* NY Times…
In Louisiana, about 70 percent of the people who have died are African-American, though only a third of the state’s population is black. In the county around Milwaukee, where 27 percent of residents are black, nearly twice as many African-American residents tested positive for the virus as white people. And in Chicago, where African-American residents make up a little less than a third of the population, more than half of those found to have the virus are black, and African-Americans make up 72 percent of those who have died of the virus.
Data on the race of those sickened by the virus has only been made public in a handful of places and is too limited to make sweeping conclusions. But racial disparities in cases and outcomes, researchers said, reflect what happens when a viral pandemic is layered on top of entrenched inequalities.
The data, researchers said, is partly explained by factors that could make black Americans more vulnerable in any outbreak: They are less likely to be insured, more likely to already have health conditions and more likely to be denied testing and treatment. There is also the highly infectious nature of the coronavirus in a society where black Americans disproportionately hold jobs that do not allow them to stay at home, the researchers said.
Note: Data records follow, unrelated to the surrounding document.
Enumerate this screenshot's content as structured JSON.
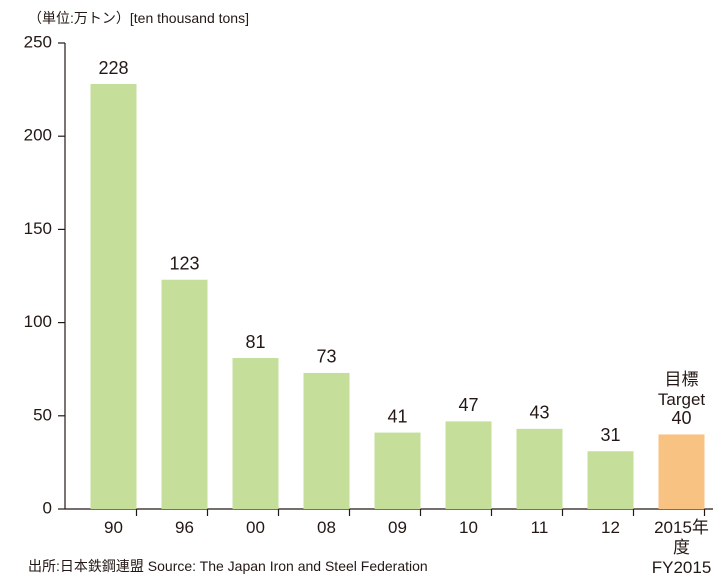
{
  "chart_data": {
    "type": "bar",
    "unit_label": "（単位:万トン）[ten thousand tons]",
    "source": "出所:日本鉄鋼連盟 Source: The Japan Iron and Steel Federation",
    "categories": [
      "90",
      "96",
      "00",
      "08",
      "09",
      "10",
      "11",
      "12",
      "2015年度\nFY2015"
    ],
    "values": [
      228,
      123,
      81,
      73,
      41,
      47,
      43,
      31,
      40
    ],
    "colors": [
      "#c5df9b",
      "#c5df9b",
      "#c5df9b",
      "#c5df9b",
      "#c5df9b",
      "#c5df9b",
      "#c5df9b",
      "#c5df9b",
      "#f8c283"
    ],
    "annotation": "目標\nTarget",
    "ylim": [
      0,
      250
    ],
    "yticks": [
      0,
      50,
      100,
      150,
      200,
      250
    ],
    "grid": false
  }
}
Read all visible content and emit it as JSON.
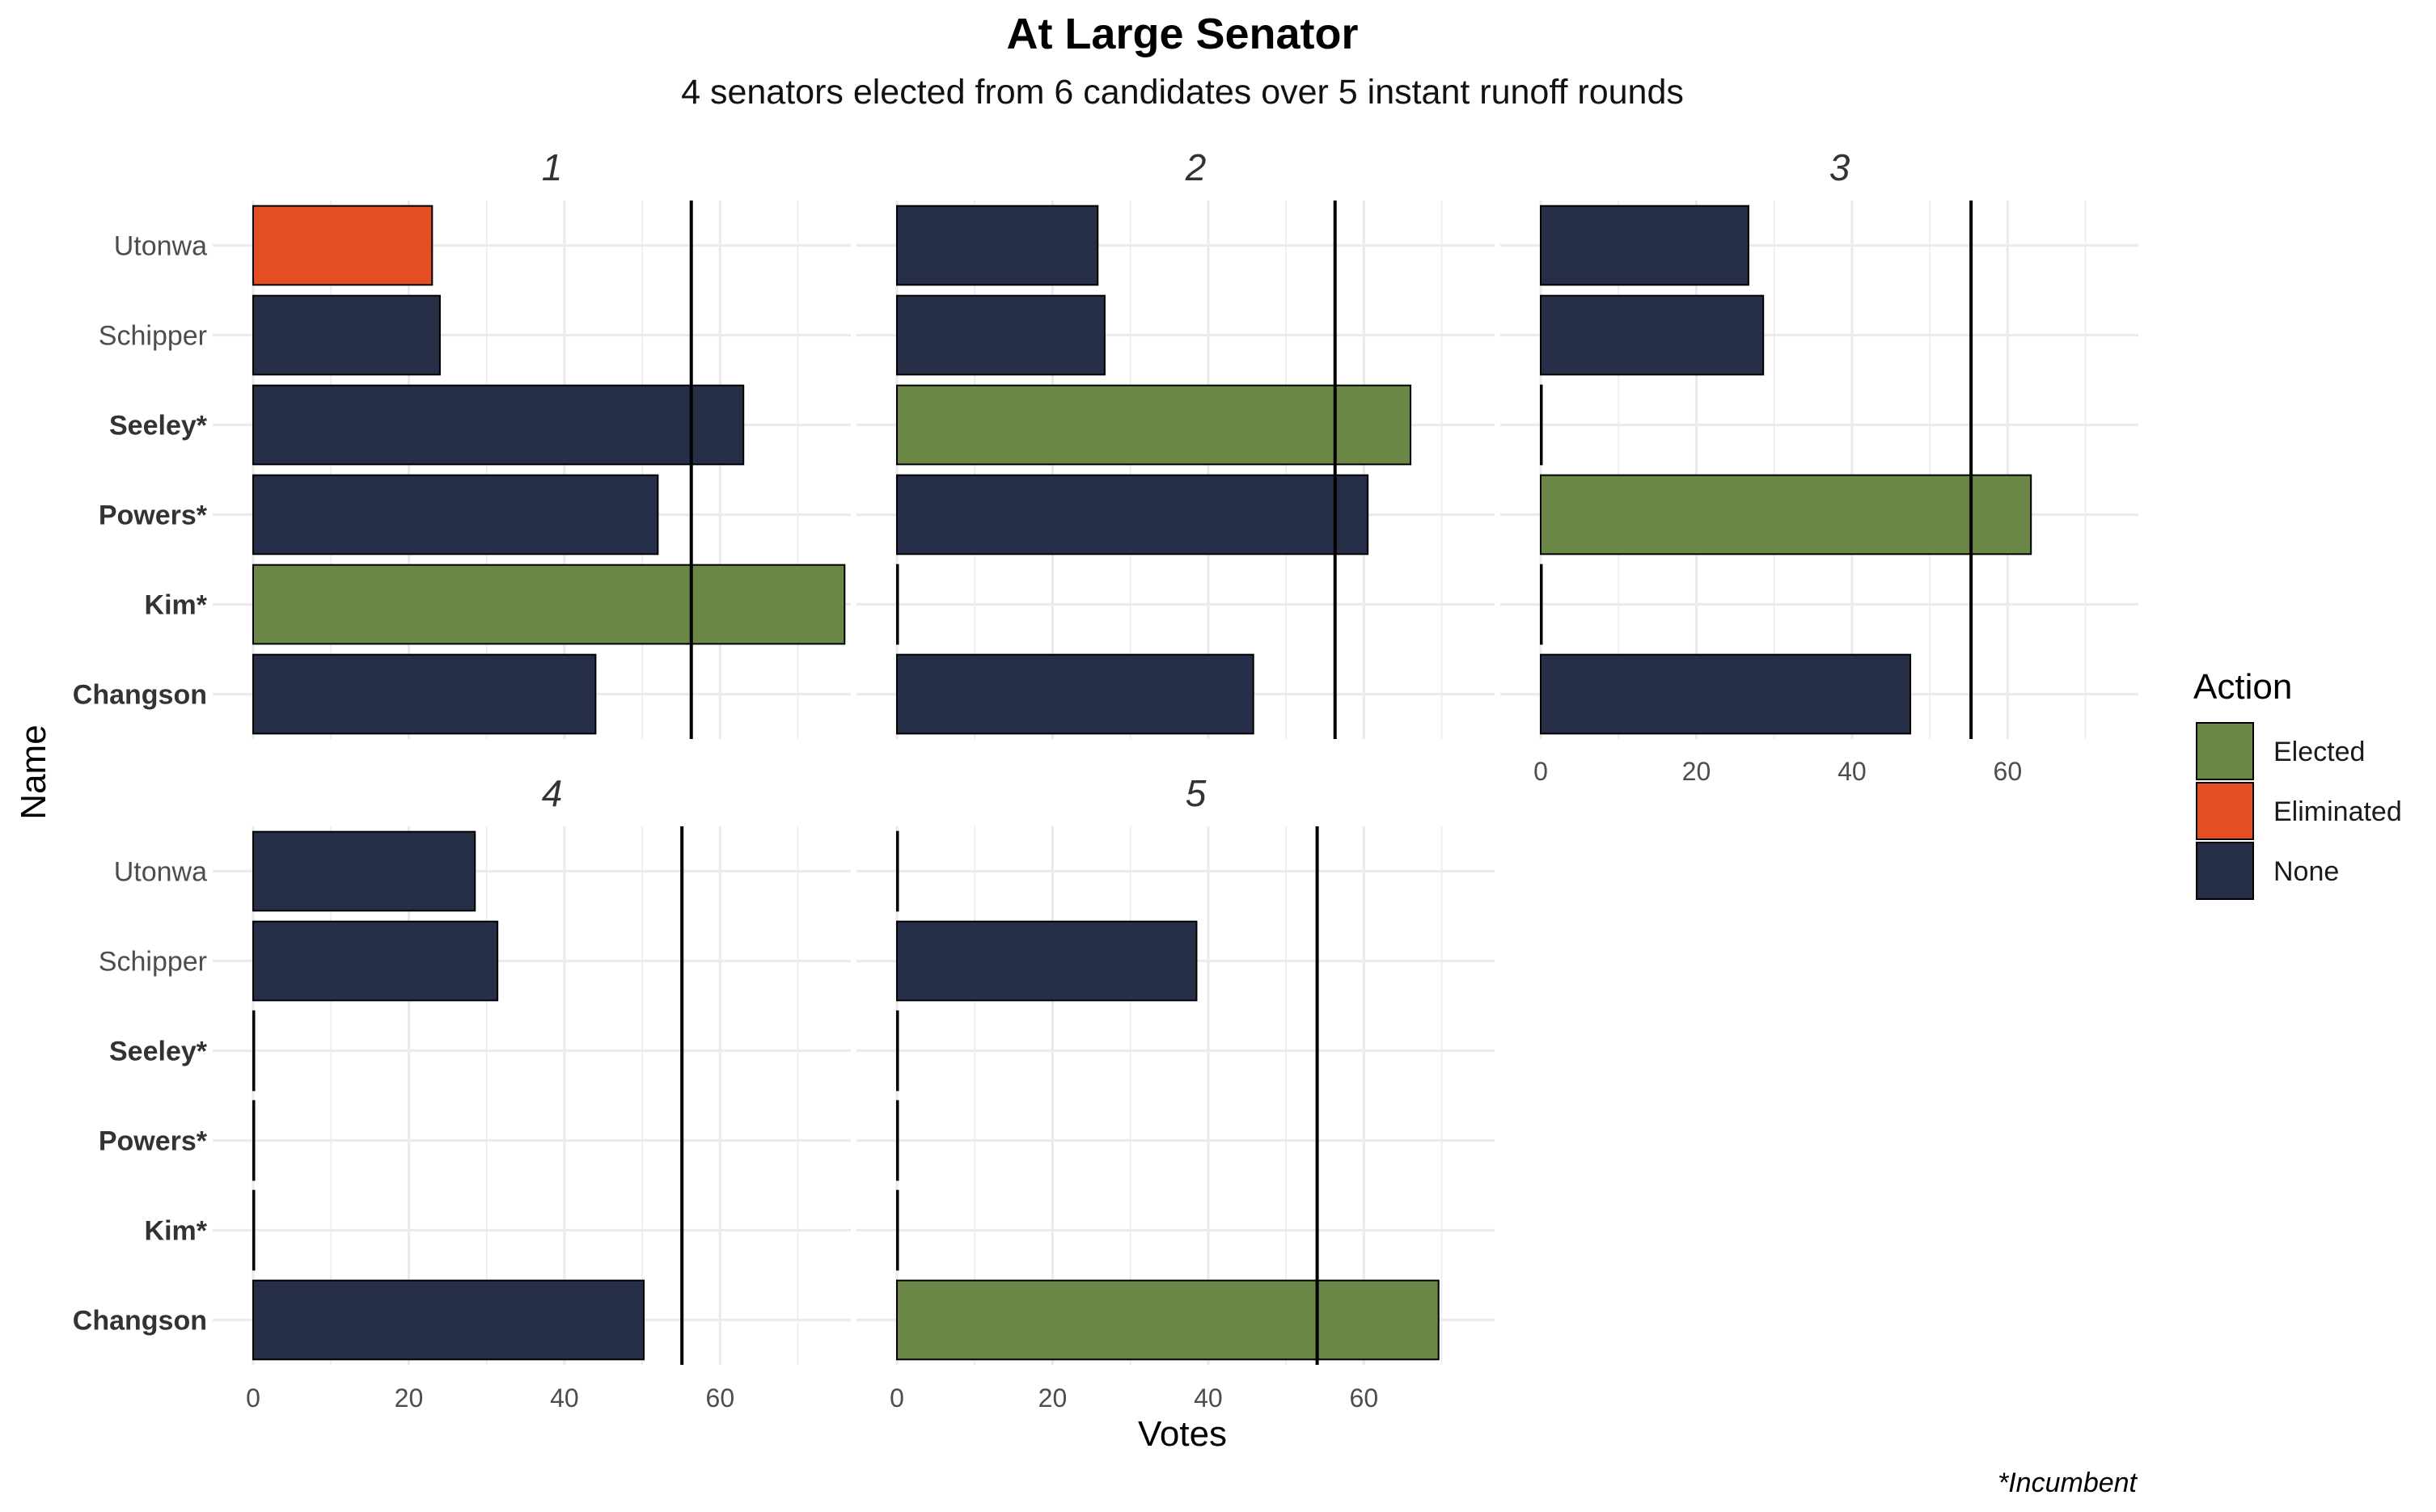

“If you walk outside and see who is actually still working,” said Elaine Nsoesie, of Boston University’s School of Public Health, “the data don’t seem surprising.”
If the type of jobs people have was a major factor, or the fact that they rely on public transit, you’d think the Latino rate would be much higher than it is. The state’s latest figures show 7.5 percent of all reported COVID-19 deaths are Latinos. But they’re 17.4 percent of the state’s population.
Among all Chicagoans who have died from the virus, 97% suffered from underlying health problems, city data show.
Indeed, some of the hardest hit communities on the South and West sides have struggled with unemployment and health care access for generations. As a result, residents have higher baseline rates of diabetes, heart disease, lung disease and high blood pressure — the chronic conditions that make the coronavirus even more deadly.
Even before the pandemic, these chronic conditions attributed to a life-expectancy gap in the city. On average, white Chicagoans live nine years longer than black residents, with half of the disparity due to chronic illnesses and smoking rates in black communities, public health officials said. […]
Six of the 10 ZIP codes with the most coronavirus-related deaths in Cook County are in Chicago, the data shows. Deaths were concentrated in majority-black, South Side neighborhoods including Auburn Gresham, South Chicago, South Shore and Chatham.
“This is not just about racial and ethnic disparity and the outcomes,” Lightfoot said. “The distribution of this disease tells the story about resources and inequality. A story about unequal health care access, job access and community investment. Dynamics we know all too well here in the city of Chicago and something all of us have been talking about and fighting against for years.”
Yes, these dynamics are quite well-known, which is why government at all levels and not just in Chicago and Cook County should’ve been far more proactive.
* Sun-Times editorial…
What’s to be done?
Mayor Lightfoot on Monday presented a city plan essentially aimed at getting the message out more forcefully in communities of color and monitoring cases early. There will be more outreach workers. There will be more well-being checks.
If those sound like pretty basic steps, they are. But then, everything about slowing the spread and beating back the coronavirus is basic. There is no magic cure, though President Trump has been talking up an untested drug, hydroxchloroquine. There is no vaccine.
For now, there is only this: social distancing. And so we once again urge everyone — and perhaps most especially African Americans — to practice social distancing as much as humanly possible.
Easier said than done if you have to work outside the home, but still true.
*** UPDATE *** With a hat tip to a commenter…
Coronavirus patients in areas that had high levels of air pollution before the pandemic are more likely to die from the infection than patients in cleaner parts of the country, according to a new nationwide study that offers the first clear link between long-term exposure to pollution and Covid-19 death rates.
In an analysis of 3,080 counties in the United States, researchers at the Harvard University T.H. Chan School of Public Health found that higher levels of the tiny, dangerous particles in air known as PM 2.5 were associated with higher death rates from the disease. […]
The paper found that if Manhattan had lowered its average particulate matter level by just a single unit, or one microgram per cubic meter, over the past 20 years, the borough would most likely have seen 248 fewer Covid-19 deaths by this point in the outbreak. […]
The District of Columbia, for instance, is likely to have a higher death rate than the adjacent Montgomery County, Md. Cook County, Ill., which includes Chicago, should be worse than nearby Lake County, Ill. Fulton County, Ga., which includes Atlanta, is likely to suffer more deaths than the adjacent Douglas County.